Thursday, 3 April 2014

PDF To Text Converter

The PDFToTextConverter program can be used to convert a PDF file in to a text file. When the program runs you can selected one or many PDF files for converting. Then wait for a while. The amount of time waiting depends mainly on the number of PDF files you selected and each file size. It is noted that a PDF file that does not have text can not be converted.


PDF To Text Converter

PDFToTextConverter source code:

import java.io.File;
import java.io.FileInputStream;
import java.io.FileOutputStream;
import java.io.FileReader;
import java.io.FileWriter;
import java.io.BufferedWriter;
import java.io.IOException;
import com.itextpdf.text.Document;
import com.itextpdf.text.pdf.PdfReader;
import com.itextpdf.text.pdf.parser.PdfTextExtractor;
import java.awt.Desktop;
import javax.swing.filechooser.FileNameExtensionFilter;
import javax.swing.JFileChooser;

public class PDFToTextConverter{
public static void main(String[] args){
selectPDFFiles();
}


//allow pdf files selection for converting
public static void selectPDFFiles(){

JFileChooser chooser = new JFileChooser();
    FileNameExtensionFilter filter = new FileNameExtensionFilter("PDF","pdf");
    chooser.setFileFilter(filter);
    chooser.setMultiSelectionEnabled(true);
    int returnVal = chooser.showOpenDialog(null);
    if(returnVal == JFileChooser.APPROVE_OPTION) {
File[] Files=chooser.getSelectedFiles();
System.out.println("Please wait...");
            for( int i=0;i<Files.length;i++){    
            convertPDFToText(Files[i].toString(),"textfrompdf"+i+".txt");
            }
System.out.println("Conversion complete");
            }

     
}

public static void convertPDFToText(String src,String desc){
try{
//create file writer
FileWriter fw=new FileWriter(desc);
//create buffered writer
BufferedWriter bw=new BufferedWriter(fw);
//create pdf reader
PdfReader pr=new PdfReader(src);
//get the number of pages in the document
int pNum=pr.getNumberOfPages();
//extract text from each page and write it to the output text file
for(int page=1;page<=pNum;page++){
String text=PdfTextExtractor.getTextFromPage(pr, page);
bw.write(text);
bw.newLine();

}
bw.flush();
bw.close();



}catch(Exception e){e.printStackTrace();}

}

}

Converting a pdf document to text file is simple.

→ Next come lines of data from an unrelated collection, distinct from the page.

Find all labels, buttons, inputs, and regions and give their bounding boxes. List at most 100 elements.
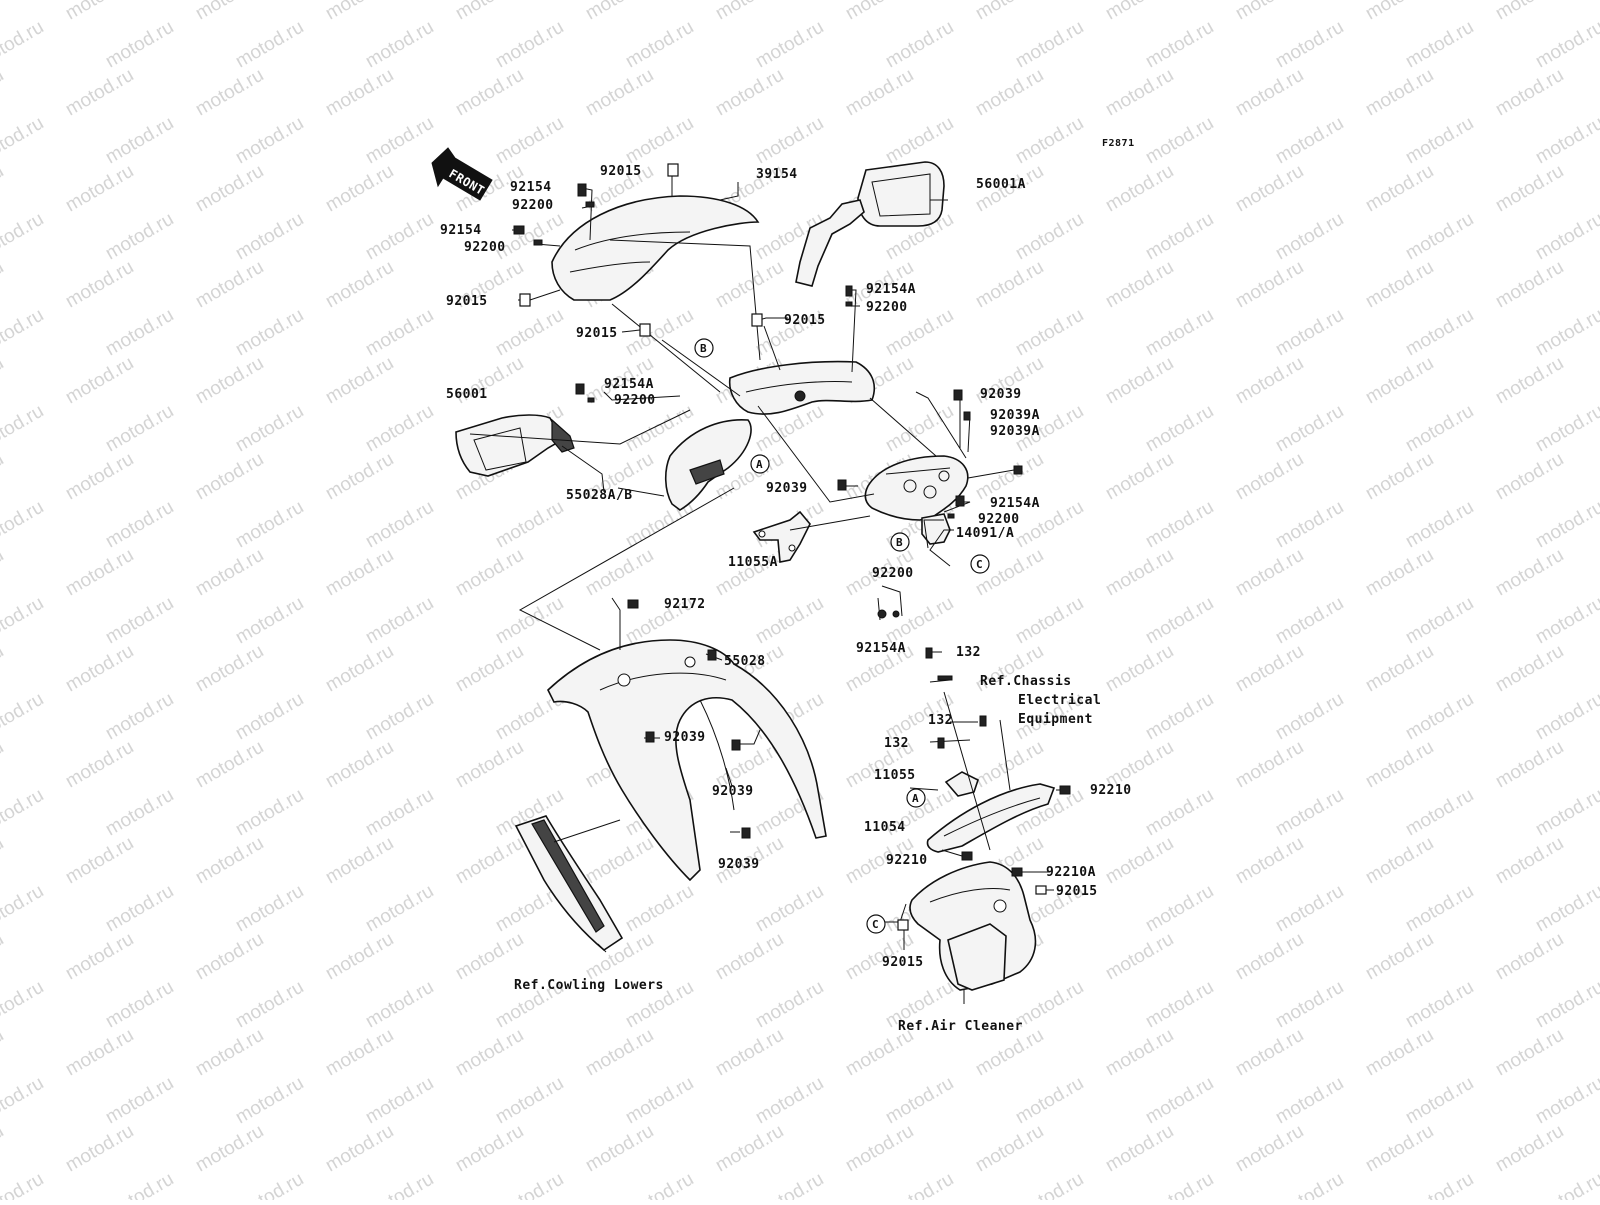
- mirror-left-part: [455, 414, 575, 477]
- bolt-icon: [925, 647, 933, 659]
- circle-ref-a: A: [906, 788, 926, 808]
- watermark-text: motod.ru: [452, 0, 527, 24]
- watermark-text: motod.ru: [1532, 785, 1600, 841]
- callout: 92015: [446, 294, 488, 309]
- watermark-text: motod.ru: [752, 17, 827, 73]
- watermark-text: motod.ru: [322, 1025, 397, 1081]
- watermark-text: motod.ru: [0, 305, 47, 361]
- watermark-text: motod.ru: [0, 113, 47, 169]
- callout: 132: [884, 736, 909, 751]
- watermark-text: motod.ru: [452, 1121, 527, 1177]
- watermark-text: motod.ru: [1532, 689, 1600, 745]
- watermark-text: motod.ru: [1102, 929, 1177, 985]
- watermark-text: motod.ru: [1402, 977, 1477, 1033]
- callout: 92200: [464, 240, 506, 255]
- watermark-text: motod.ru: [1532, 113, 1600, 169]
- watermark-text: motod.ru: [0, 593, 47, 649]
- watermark-text: motod.ru: [712, 0, 787, 24]
- watermark-text: motod.ru: [102, 881, 177, 937]
- watermark-text: motod.ru: [752, 977, 827, 1033]
- watermark-text: motod.ru: [1272, 1073, 1347, 1129]
- watermark-text: motod.ru: [752, 1169, 827, 1200]
- watermark-text: motod.ru: [62, 449, 137, 505]
- watermark-text: motod.ru: [1532, 17, 1600, 73]
- ref-chassis-line3: Equipment: [1018, 712, 1093, 727]
- watermark-text: motod.ru: [1532, 497, 1600, 553]
- watermark-text: motod.ru: [882, 17, 957, 73]
- watermark-text: motod.ru: [1532, 593, 1600, 649]
- watermark-text: motod.ru: [1362, 161, 1437, 217]
- reference-notes: Ref.Chassis Electrical Equipment Ref.Cow…: [514, 674, 1101, 1034]
- watermark-text: motod.ru: [882, 1073, 957, 1129]
- watermark-text: motod.ru: [0, 401, 47, 457]
- circle-ref-c: C: [866, 914, 886, 934]
- watermark-text: motod.ru: [1362, 641, 1437, 697]
- watermark-text: motod.ru: [192, 545, 267, 601]
- watermark-text: motod.ru: [102, 1169, 177, 1200]
- watermark-text: motod.ru: [62, 257, 137, 313]
- watermark-text: motod.ru: [0, 161, 7, 217]
- watermark-text: motod.ru: [192, 257, 267, 313]
- watermark-text: motod.ru: [582, 1025, 657, 1081]
- watermark-text: motod.ru: [882, 113, 957, 169]
- watermark-text: motod.ru: [0, 257, 7, 313]
- watermark-text: motod.ru: [1402, 401, 1477, 457]
- washer-icon: [845, 301, 853, 307]
- label-11055: 11055: [874, 768, 916, 783]
- watermark-text: motod.ru: [1102, 449, 1177, 505]
- nut-icon: [1011, 867, 1023, 877]
- callout: 92015: [600, 164, 642, 179]
- watermark-text: motod.ru: [1272, 785, 1347, 841]
- watermark-text: motod.ru: [322, 161, 397, 217]
- watermark-text: motod.ru: [1232, 0, 1307, 24]
- watermark-text: motod.ru: [452, 65, 527, 121]
- grommet-icon: [897, 919, 909, 931]
- watermark-text: motod.ru: [1102, 65, 1177, 121]
- callout: 92154A: [604, 377, 654, 392]
- bracket-11055-part: [944, 771, 979, 797]
- watermark-text: motod.ru: [712, 545, 787, 601]
- watermark-text: motod.ru: [492, 113, 567, 169]
- watermark-text: motod.ru: [1272, 593, 1347, 649]
- watermark-text: motod.ru: [492, 17, 567, 73]
- watermark-text: motod.ru: [322, 65, 397, 121]
- watermark-text: motod.ru: [1362, 1025, 1437, 1081]
- grommet-icon: [751, 313, 763, 327]
- watermark-text: motod.ru: [1492, 1121, 1567, 1177]
- watermark-text: motod.ru: [1142, 689, 1217, 745]
- watermark-text: motod.ru: [1402, 881, 1477, 937]
- circle-ref-b: B: [890, 532, 910, 552]
- watermark-text: motod.ru: [1362, 737, 1437, 793]
- watermark-text: motod.ru: [362, 689, 437, 745]
- watermark-text: motod.ru: [1232, 833, 1307, 889]
- watermark-text: motod.ru: [1492, 0, 1567, 24]
- watermark-text: motod.ru: [1492, 641, 1567, 697]
- rivet-icon: [707, 649, 717, 661]
- washer-icon: [892, 610, 900, 618]
- callout-labels: 92015 92154 92200 92154 92200 92015 9201…: [440, 164, 1131, 970]
- ref-air-cleaner: Ref.Air Cleaner: [898, 1019, 1023, 1034]
- watermark-text: motod.ru: [192, 641, 267, 697]
- watermark-text: motod.ru: [622, 1073, 697, 1129]
- watermark-text: motod.ru: [1102, 545, 1177, 601]
- watermark-text: motod.ru: [1362, 0, 1437, 24]
- callout: 92154: [440, 223, 482, 238]
- watermark-text: motod.ru: [1102, 0, 1177, 24]
- label-56001A: 56001A: [976, 177, 1026, 192]
- watermark-text: motod.ru: [102, 305, 177, 361]
- watermark-text: motod.ru: [842, 65, 917, 121]
- watermark-text: motod.ru: [1142, 17, 1217, 73]
- watermark-text: motod.ru: [622, 1169, 697, 1200]
- callout: 92039A: [990, 408, 1040, 423]
- watermark-text: motod.ru: [1492, 449, 1567, 505]
- watermark-text: motod.ru: [232, 1073, 307, 1129]
- circle-ref-b: B: [694, 338, 714, 358]
- bolt-icon: [577, 183, 587, 197]
- watermark-text: motod.ru: [1012, 593, 1087, 649]
- watermark-text: motod.ru: [0, 209, 47, 265]
- watermark-text: motod.ru: [1492, 257, 1567, 313]
- callout: 92015: [576, 326, 618, 341]
- watermark-text: motod.ru: [452, 641, 527, 697]
- watermark-text: motod.ru: [1142, 881, 1217, 937]
- watermark-text: motod.ru: [1012, 17, 1087, 73]
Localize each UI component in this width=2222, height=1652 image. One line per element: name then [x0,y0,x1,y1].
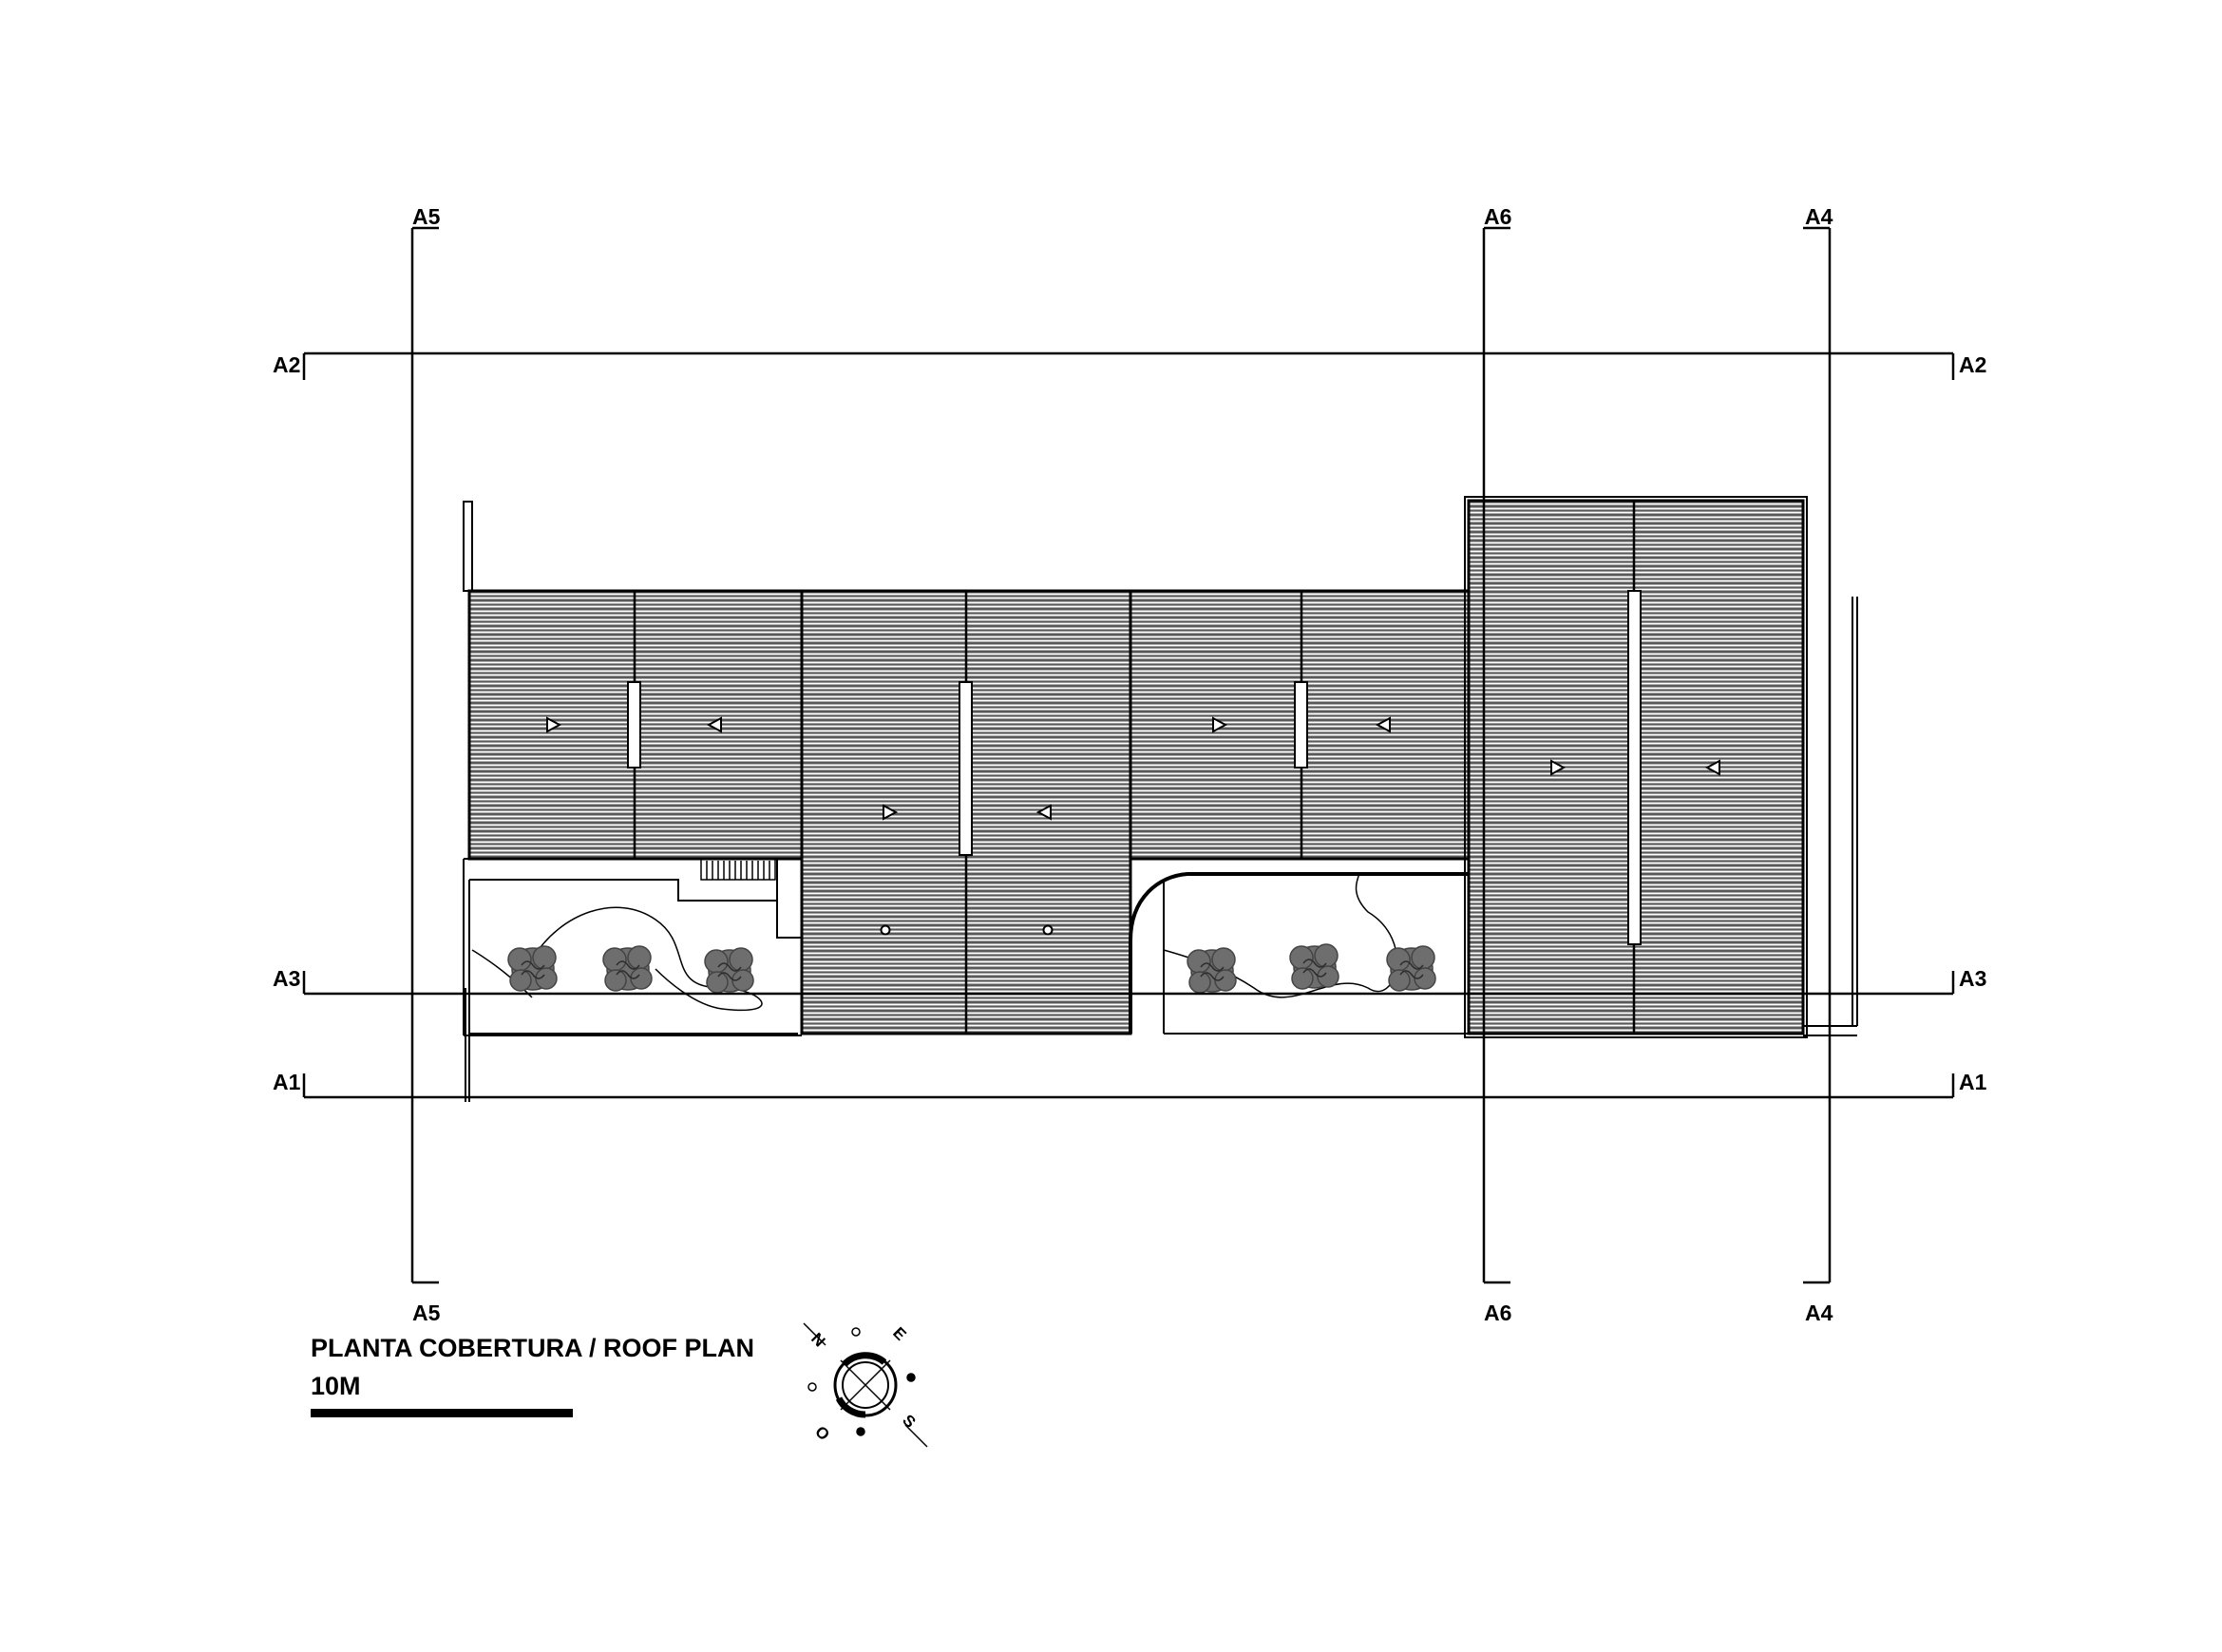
sun-icon [807,1327,916,1436]
section-label-a2-right: A2 [1959,352,1986,377]
roof-volume-4 [1464,496,1808,1038]
roof-plan [463,496,1858,1102]
tree-symbol [1386,945,1436,992]
slope-arrow [1704,759,1720,776]
tree-symbol [507,945,558,992]
trees [507,943,1436,994]
compass-east: E [889,1323,909,1343]
tree-symbol [602,945,653,992]
tree-symbol [1289,943,1339,990]
section-label-a4-top: A4 [1805,204,1833,229]
roof-volume-1 [467,589,804,861]
stair-steps [700,858,776,881]
section-label-a6-top: A6 [1484,204,1511,229]
slope-arrow [546,716,562,733]
scale-label: 10M [311,1372,361,1400]
courtyard-1 [463,858,802,1036]
drawing-title: PLANTA COBERTURA / ROOF PLAN [311,1334,754,1362]
section-label-a4-bottom: A4 [1805,1301,1833,1325]
section-line-a5 [410,226,439,1284]
section-label-a6-bottom: A6 [1484,1301,1511,1325]
section-labels: A5 A5 A6 A6 A4 A4 A2 A2 A3 A3 A1 A1 [273,204,1987,1325]
section-lines [302,226,1955,1284]
section-label-a5-bottom: A5 [412,1301,441,1325]
section-label-a2-left: A2 [273,352,300,377]
section-label-a5-top: A5 [412,204,441,229]
tree-symbol [704,947,754,994]
section-line-a1 [302,1073,1955,1099]
slope-arrow [1550,759,1567,776]
slope-arrow [1035,804,1052,821]
title-block: PLANTA COBERTURA / ROOF PLAN 10M [311,1334,754,1417]
slope-arrow [1212,716,1228,733]
section-line-a4 [1803,226,1832,1284]
tree-symbol [1187,947,1237,994]
section-line-a6 [1482,226,1510,1284]
section-line-a3 [302,971,1955,996]
section-line-a2 [302,351,1955,380]
section-label-a1-right: A1 [1959,1070,1987,1094]
scale-bar [311,1409,573,1417]
compass-west: O [811,1422,833,1444]
section-label-a3-left: A3 [273,966,300,991]
roof-volume-2 [800,589,1132,1035]
roof-drain [880,924,891,936]
section-label-a3-right: A3 [1959,966,1986,991]
slope-arrow [883,804,899,821]
compass-north: N [807,1329,828,1350]
slope-arrow [1375,716,1391,733]
compass-south: S [899,1411,919,1431]
roof-volume-3 [1129,589,1471,861]
compass-rose: N E S O [803,1322,928,1448]
section-label-a1-left: A1 [273,1070,301,1094]
slope-arrow [706,716,722,733]
roof-drain [1042,924,1054,936]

Firstly, you need to use the PdfReader class (in iText library) to get all pages of the pdf document. One you have the PdfReader object, you can extract the text from the pdf document by using the getTextFromPage(PdfReader pdfreader, int page_num) method of the PdfTextExtractor class.  This method extract the text from each page of the PdfReader object. While getting the text, you will use the BufferedWriter class to write the text out to a destination file.